I dare you to imagine the designer sitting stoically in a tux in front of an adobe hut, an Irish Wolfhound named Baxter growling affectionately by his side and not be charmed. Although Ford is candid about his own feelings of hypocrisy and insightful about the distorted values promoted by the image culture, it’s worth remembering that not only has he benefitted personally from his success, he also played a star part in making fashion what it is today. Ford was one of the first designers to become a true celebrity; his work for the Gucci Group in the early 2000s created a model for the modern megabrand. Without him, the Met Gala might be a less glitzy spectacle, more niche industry event. If he doesn’t like what fashion has become … well, it’s too late to turn back the clock.

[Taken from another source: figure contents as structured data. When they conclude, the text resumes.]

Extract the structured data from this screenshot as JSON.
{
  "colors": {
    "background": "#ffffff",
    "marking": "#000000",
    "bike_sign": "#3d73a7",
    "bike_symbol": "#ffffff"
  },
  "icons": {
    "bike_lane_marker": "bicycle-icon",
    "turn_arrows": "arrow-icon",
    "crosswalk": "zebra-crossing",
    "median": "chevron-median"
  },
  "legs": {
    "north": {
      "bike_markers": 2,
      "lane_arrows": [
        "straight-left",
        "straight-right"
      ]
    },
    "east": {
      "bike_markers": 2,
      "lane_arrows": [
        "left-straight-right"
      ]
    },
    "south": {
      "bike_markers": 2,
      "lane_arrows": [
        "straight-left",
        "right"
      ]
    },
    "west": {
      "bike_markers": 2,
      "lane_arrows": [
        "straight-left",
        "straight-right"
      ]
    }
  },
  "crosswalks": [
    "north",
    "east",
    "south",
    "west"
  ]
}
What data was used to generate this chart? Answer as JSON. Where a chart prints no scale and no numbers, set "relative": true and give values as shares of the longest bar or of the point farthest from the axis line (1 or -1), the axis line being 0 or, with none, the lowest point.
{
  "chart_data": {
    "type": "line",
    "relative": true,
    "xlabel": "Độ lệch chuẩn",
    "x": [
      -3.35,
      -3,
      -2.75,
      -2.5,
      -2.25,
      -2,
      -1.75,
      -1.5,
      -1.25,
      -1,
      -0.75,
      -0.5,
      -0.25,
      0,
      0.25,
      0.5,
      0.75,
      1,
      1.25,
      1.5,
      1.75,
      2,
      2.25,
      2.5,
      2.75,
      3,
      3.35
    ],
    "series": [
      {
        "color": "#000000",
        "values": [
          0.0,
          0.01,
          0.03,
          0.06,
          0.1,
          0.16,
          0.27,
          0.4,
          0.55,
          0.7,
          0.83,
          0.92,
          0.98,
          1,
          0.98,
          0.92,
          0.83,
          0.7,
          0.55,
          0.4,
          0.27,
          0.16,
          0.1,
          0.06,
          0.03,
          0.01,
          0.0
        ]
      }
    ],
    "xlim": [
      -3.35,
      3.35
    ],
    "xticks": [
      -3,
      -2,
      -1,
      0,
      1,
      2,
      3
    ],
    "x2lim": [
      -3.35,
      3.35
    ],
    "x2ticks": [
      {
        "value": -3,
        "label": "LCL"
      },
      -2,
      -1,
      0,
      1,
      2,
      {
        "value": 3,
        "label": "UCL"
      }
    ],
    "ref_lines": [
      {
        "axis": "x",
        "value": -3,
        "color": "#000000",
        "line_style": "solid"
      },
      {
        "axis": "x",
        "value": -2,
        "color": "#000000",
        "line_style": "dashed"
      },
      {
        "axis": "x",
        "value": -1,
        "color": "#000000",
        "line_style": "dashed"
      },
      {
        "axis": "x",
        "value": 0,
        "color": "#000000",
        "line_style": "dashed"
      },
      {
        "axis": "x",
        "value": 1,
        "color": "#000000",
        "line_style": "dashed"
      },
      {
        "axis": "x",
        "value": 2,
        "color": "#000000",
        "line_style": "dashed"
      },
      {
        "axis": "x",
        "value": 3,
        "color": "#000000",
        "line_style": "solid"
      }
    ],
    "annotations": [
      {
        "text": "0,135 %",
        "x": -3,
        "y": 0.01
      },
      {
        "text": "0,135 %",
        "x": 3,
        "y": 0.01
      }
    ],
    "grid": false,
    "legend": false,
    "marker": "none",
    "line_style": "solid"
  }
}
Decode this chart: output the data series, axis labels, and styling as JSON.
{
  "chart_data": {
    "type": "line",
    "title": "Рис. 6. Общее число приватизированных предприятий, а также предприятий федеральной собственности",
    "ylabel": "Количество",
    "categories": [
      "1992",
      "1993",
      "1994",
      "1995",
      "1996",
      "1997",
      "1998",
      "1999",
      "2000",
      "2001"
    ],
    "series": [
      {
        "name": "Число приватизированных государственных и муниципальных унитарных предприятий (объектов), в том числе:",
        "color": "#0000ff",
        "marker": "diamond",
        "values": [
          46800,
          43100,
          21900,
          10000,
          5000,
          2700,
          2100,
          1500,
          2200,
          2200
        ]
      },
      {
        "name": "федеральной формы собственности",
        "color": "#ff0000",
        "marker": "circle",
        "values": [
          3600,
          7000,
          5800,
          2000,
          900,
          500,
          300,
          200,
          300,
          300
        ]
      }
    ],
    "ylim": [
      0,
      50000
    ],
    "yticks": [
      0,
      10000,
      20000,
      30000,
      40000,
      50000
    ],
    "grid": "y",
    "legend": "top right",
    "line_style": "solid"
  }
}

But Ford’s tremendous influence and wealth could still serve as a platform to do some real good in the world.
As one forum commenter, Phuel, put in a recent tFS thread discussing materialism in the fashion industry, “Be a generous individual and use some of your millions to help those that need it most. There are impoverished villages in China, India and South America and Eastern Europe which only need things like clean drinking water, roads and the very basics to make their lives better. Rather than set up shop and appeal to the Chinese and Russian nouveau riche (which is exactly what his designs target towards), how about contributing to the less fortunate of those countries?”
I would also recommend that Ford tear off all his clothes, grow a beard and join a radical militia of anti-capitalist revolutionaries.